Strategy - Cycles, M&A, Project Generators, Commodity Cycles. Another thing you need is for the cycle to be favorable. In a period of rising gold, copper or lithium prices, you need to look for consolidation in the sector in order for your asset to be taken out. Typically the majors should be by companies on the way down when the metal prices are falling as medium sized companies are struggling to raise capitals as exploration companies are struggling to raise fresh capital and equity to do the drilling.

That's when you'd expect the majors with a cashflow to come in and buy these assets at the bottom of the cycle. Strangely, it typically works the other way around. The board takes so long to come to a decision, they're so risk averse that they need to feel comfortable that the metal prices will stay high and often mistakenly come in at the top of a cycle. I referenced Anglo-American buying MMX in Brazil in 2008, and that was an example of a company coming in at the top of the cycle. Iron ore prices had reached $150 per ton, and.one really

makes money on iron ore when it comes to direct shipping or lump ore. MMX was - when that deal came through - it was mostly on magnetite, which is pumped as a concentrate down pipelines. Anglo didn't actually buy the pipeline infrastructure or the port infrastructure as part of the deal. They desperately wanted to get into the iron ore market, and so they bought MMX, and it was a classic top of the cycle kind of indicator.

Another struggle when you're trying to sell your asset is that many mining companies actually have quite a strong not invented here philosophy. New business development teams of mining companies are incredibly risk-averse. They have seen all of the problems of bringing in a project or bringing a project into production. They understand that if you have a small metallurgical problem it can destroy your margin. They understand political risk. They understand almost every aspect of technical risk. Consequently, unless your project has a champion within the potential acquirer company, they're going to come in, do their due diligence and walk away.

It is very hard to get mining companies to buy you out. Only the best assets will make it and very few assets that we see in exploration will ever actually come out of the ground. M&A, I believe that the best strategy for a junior company to attract and acquire is, in a sense, not to put it up for sale, but just to keep committing to self-development. You need to grow your company, mature your company, go through that exploration phase, increase staffing to demonstrate the core competencies so you can take it forward. You need to ensure that you line up the government, you line up the permitting, the financing, and you demonstrate that you've got everything in place that is required to build this thing. And it's at that point that if your asset is good enough, people will say, oh, this is the real deal. It's coming out of the ground. We need it in our portfolio. That's the time when the company's likely to get sold.
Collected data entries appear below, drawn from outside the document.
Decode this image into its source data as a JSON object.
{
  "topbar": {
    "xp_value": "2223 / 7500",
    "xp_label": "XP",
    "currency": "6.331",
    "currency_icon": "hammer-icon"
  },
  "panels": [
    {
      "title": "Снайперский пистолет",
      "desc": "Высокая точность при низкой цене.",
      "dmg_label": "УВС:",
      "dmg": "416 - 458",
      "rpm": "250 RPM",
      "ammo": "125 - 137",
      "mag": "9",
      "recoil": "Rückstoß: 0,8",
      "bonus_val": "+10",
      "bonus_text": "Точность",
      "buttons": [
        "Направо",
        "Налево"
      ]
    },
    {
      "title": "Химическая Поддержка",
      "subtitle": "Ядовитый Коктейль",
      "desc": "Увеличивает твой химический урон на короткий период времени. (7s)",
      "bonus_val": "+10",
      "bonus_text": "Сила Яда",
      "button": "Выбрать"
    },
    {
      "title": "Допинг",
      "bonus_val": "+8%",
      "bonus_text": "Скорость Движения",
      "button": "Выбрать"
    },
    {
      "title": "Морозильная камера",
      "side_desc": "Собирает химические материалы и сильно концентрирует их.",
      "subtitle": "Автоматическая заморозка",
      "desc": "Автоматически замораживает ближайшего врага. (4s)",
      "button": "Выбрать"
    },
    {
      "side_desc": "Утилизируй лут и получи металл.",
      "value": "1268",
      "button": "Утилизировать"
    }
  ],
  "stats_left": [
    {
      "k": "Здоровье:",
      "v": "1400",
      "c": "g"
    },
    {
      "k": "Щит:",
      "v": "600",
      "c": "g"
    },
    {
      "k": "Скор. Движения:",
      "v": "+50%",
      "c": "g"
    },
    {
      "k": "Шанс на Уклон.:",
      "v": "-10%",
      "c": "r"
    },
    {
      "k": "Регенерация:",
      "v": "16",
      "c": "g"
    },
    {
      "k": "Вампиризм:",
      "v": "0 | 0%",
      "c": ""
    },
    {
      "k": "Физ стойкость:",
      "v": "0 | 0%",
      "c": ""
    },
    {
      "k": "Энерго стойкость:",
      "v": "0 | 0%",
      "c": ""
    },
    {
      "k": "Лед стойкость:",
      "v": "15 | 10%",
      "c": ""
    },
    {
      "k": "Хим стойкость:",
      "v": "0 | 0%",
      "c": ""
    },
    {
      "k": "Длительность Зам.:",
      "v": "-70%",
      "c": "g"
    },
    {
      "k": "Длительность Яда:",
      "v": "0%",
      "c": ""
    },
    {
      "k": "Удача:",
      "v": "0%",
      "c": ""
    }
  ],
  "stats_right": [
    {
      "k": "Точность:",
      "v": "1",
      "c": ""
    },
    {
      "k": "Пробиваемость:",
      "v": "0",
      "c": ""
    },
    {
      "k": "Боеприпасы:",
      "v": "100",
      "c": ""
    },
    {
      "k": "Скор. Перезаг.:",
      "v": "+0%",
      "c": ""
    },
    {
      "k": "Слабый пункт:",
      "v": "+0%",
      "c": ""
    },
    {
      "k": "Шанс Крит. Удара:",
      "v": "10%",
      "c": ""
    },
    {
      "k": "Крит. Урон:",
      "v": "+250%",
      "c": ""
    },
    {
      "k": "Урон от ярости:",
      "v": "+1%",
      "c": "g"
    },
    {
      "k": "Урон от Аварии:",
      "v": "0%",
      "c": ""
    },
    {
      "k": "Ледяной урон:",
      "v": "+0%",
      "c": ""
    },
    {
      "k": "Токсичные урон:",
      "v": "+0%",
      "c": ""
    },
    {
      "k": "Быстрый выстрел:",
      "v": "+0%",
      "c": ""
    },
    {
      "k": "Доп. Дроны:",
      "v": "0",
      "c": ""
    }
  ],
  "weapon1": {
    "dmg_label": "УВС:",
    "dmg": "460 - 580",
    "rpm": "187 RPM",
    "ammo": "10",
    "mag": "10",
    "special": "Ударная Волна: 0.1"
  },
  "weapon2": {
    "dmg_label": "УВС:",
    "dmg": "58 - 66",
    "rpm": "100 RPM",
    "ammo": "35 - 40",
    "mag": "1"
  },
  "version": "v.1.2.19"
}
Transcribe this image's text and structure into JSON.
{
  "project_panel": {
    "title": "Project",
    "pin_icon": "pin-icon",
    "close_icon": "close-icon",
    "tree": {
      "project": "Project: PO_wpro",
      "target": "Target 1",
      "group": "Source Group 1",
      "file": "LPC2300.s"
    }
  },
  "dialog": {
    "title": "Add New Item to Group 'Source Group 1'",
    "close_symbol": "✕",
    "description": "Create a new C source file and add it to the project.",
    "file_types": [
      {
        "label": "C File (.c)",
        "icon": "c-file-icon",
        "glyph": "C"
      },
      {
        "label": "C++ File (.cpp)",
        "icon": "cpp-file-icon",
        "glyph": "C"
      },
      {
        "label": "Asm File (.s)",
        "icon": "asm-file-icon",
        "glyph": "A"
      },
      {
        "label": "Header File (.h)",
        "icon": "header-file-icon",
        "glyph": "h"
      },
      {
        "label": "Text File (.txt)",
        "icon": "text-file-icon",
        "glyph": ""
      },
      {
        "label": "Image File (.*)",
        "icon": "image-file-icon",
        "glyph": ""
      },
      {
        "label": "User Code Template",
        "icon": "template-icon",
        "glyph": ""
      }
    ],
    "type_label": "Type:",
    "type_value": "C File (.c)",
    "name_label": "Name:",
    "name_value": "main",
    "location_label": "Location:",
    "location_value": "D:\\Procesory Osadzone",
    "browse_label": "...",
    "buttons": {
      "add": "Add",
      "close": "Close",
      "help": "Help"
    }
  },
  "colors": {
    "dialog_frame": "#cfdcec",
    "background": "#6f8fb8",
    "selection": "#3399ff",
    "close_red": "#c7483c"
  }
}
Project generators. Another style of exploration strategy that is often put out there are the project generators. Now, the challenge with the project generators is that typically the timelines to production are long from an early stage to the final brick going in. And so that creates a time value challenge for investors. So even if you do a high value farm out, you essentially end up with a minority stake in an asset which has got long-term value. And the bigger the asset, the longer the timeline for development is going to be. So it is going to be a decade at least and possibly longer. I mean, look at how long it takes to build a mine.

Globally the average now is around 12 years. It used to be seven years, but permitting has got more difficult and it's been pushed out. Copper mines, typically larger, are now 15 to 25 years. It can be decades before a mine can come into production. So for a smaller company to have a carried interest, either you need the patience of Job, or you need to have very advanced, short timeline development assets as well, or a single project that you take on a 100% basis, or the projects in your portfolio need to be so good that they'll get bought out directly.